Technology

Ohio appeals ruling revives parental consent for kids

Ohio parental – A U.S. appeals court has lifted a block on Ohio’s 2023 law requiring parental consent for children under 16 to use social media, effectively pushing age checks at sign-up for platforms like TikTok, Instagram, YouTube, and X. The decision puts parental “verifia

For Ohio families trying to keep up with what their children see online, the fight has shifted from whether the law exists to how platforms will be forced to prove it.

This week, a U.S. appeals court ruled that Ohio can enforce a 2023 law requiring parental consent for kids under 16 to access social media—reversing a 2024 decision that had blocked the rules from going into effect. The order lands in the hands of the 6th U.S. Circuit Court of Appeals in Cincinnati.

Ohio’s law. titled the Ohio’s Parental Notification by Social Media Operators Act. was signed in 2023 and was set to start the following year. It didn’t ban children from social media outright. Instead. it requires social media operators to obtain “verifiable consent” from parents of children age 15 and younger so those children can legally agree to a platform’s terms of service. If parental permission isn’t in place, under-16s would be barred from accessing the service in Ohio.

That structure means platforms can’t just rely on a simple “Are you over 16?” checkbox. The text of the law does not spell out exactly how companies should verify that new users are 16 or older. But it does include a clear enforcement stick: fines of up to $10. 000 per day for platforms that don’t comply while operating within Ohio.

Once enforced, the practical effect is that age verification at sign-up becomes unavoidable for widely used services—along the lines of TikTok, Instagram, YouTube, and X.

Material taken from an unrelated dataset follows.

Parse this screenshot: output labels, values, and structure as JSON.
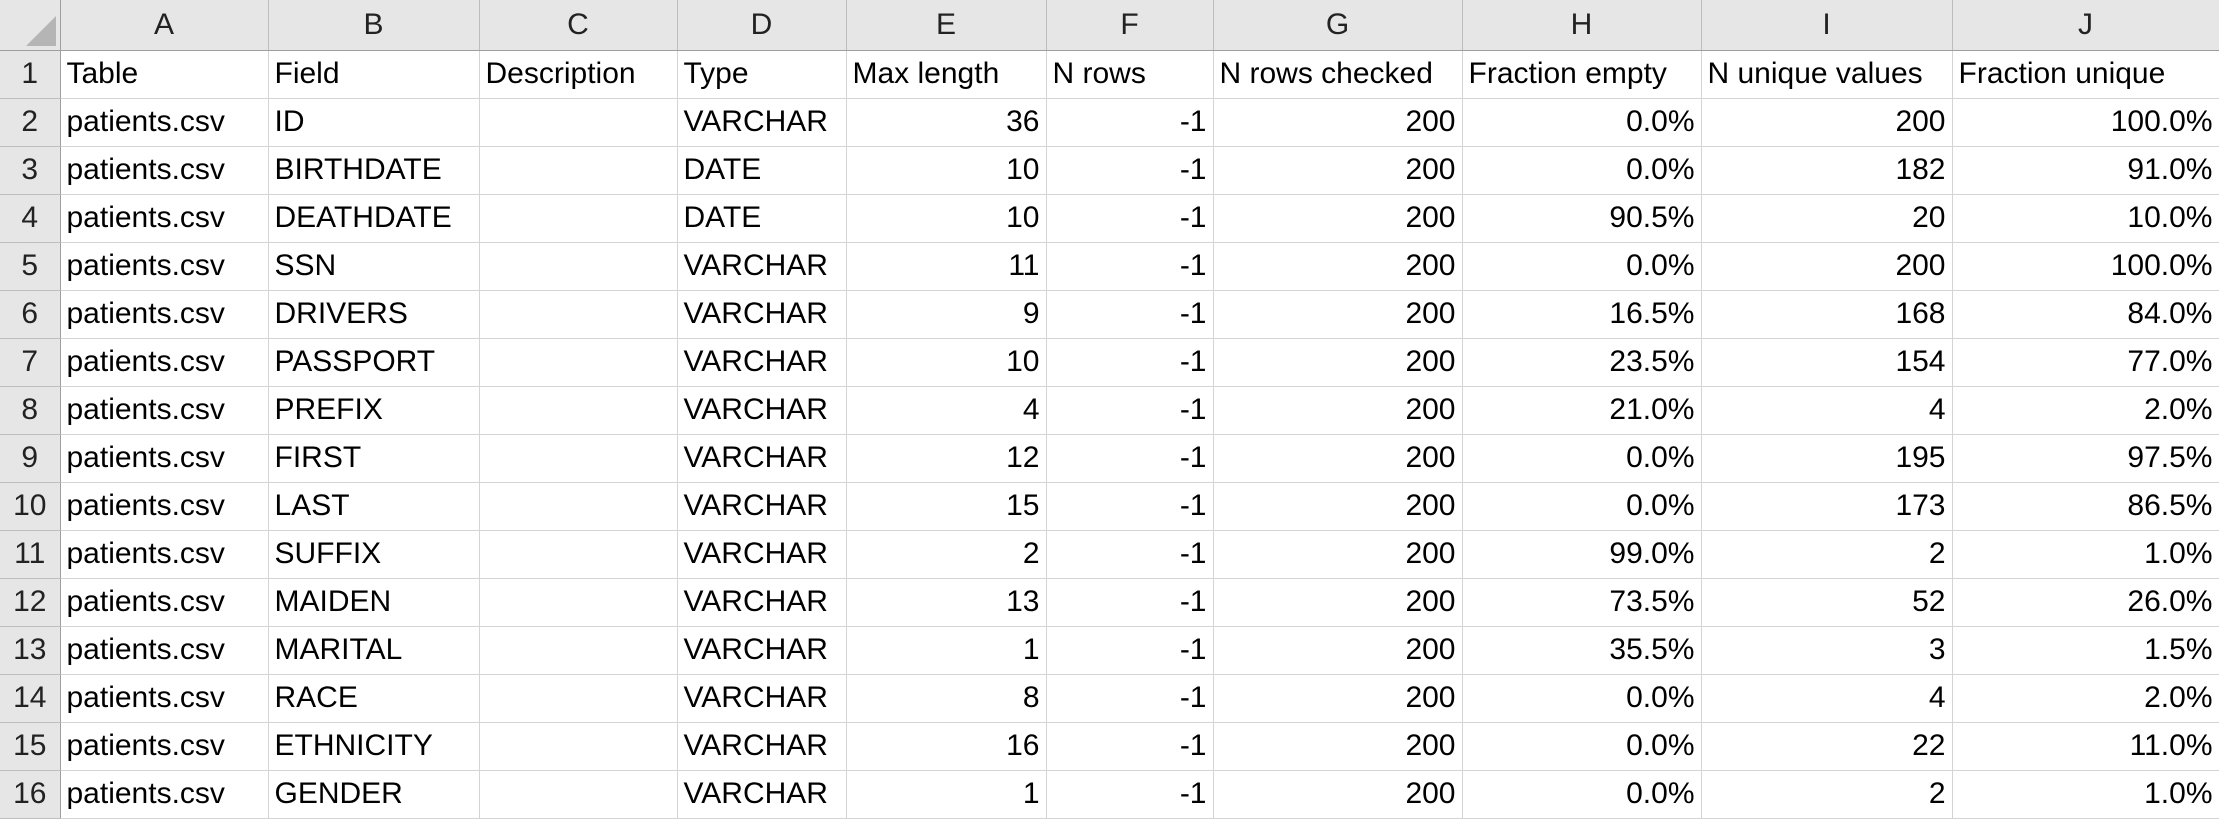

The legal dispute behind the ruling began with an industry challenge. A legal challenge brought by an industry group called NetChoice—whose members include Meta and YouTube—had held up the law in the first place. Now, the appeals court has reversed that earlier outcome.

In the decision, U.S. Circuit Judge Eric Clay wrote that parental consent is “a marginal burden” that is “ultimately worth it” to protect children from potential harms of social media use. The decision points to “prevalent use of social media among child sexual predators to target minors. ” “deficient data privacy for minor social media users. ” and “exploitative contract terms” as examples of the risks the law is aimed at reducing.

NetChoice’s response is sharper. The organization argues that requiring digital platforms to collect government IDs creates a cybersecurity risk. It also says the law interferes with the First Amendment by “dictating how citizens communicate.” NetChoice says it is confident the Ohio law “will ultimately be struck down permanently.”.

The concerns aren’t limited to industry. The Electronic Frontier Foundation echoes the same general worries about age verification. It also adds a different kind of problem: online ID checks can lock out adults who don’t have the right documents, among other potential pitfalls.

The Ohio ruling arrives as social media access for minors becomes increasingly regulated across multiple countries and states. In the United States. states including Florida. Louisiana. California. and Texas have introduced bills that restrict minors’ access to social media in some form. Earlier this week. the UK announced a plan to ban kids under 16 from social media altogether. modeled on an Australian policy that came into effect late last year.

Back in Ohio, the fight now comes down to a familiar tension: whether the promise of parental guardrails justifies the tradeoffs of online identification at scale—especially when the enforcement math is measured in $10,000-per-day fines.

Ohio parental consent law social media age verification kids under 16 NetChoice Meta YouTube TikTok Instagram X cybersecurity risk First Amendment

4 Comments

  1. So basically they can still be on social media just… with mom or dad permission? Seems fair I guess.

  2. I don’t get it, Ohio already had some age thing? This sounds like they’re making TikTok/Instagram ask for a whole parent verification setup at signing up. But like how do they even prove it’s real consent? People will just lie.

  3. They keep saying “verifiable consent” but that’s such a joke because most parents don’t even check what their kids are doing anyway. I swear this is just gonna become more popups and more data collection. Next thing you know my kid’s info is everywhere.

  4. Wait so does this mean kids can’t have accounts at 15 anymore in Ohio? Or is it only for agreeing to terms? The headline makes it sound like everything is blocked but then it says it’s not a ban. And the fines like $10,000 a day… that’s insane, wonder if platforms will just shut off Ohio instead.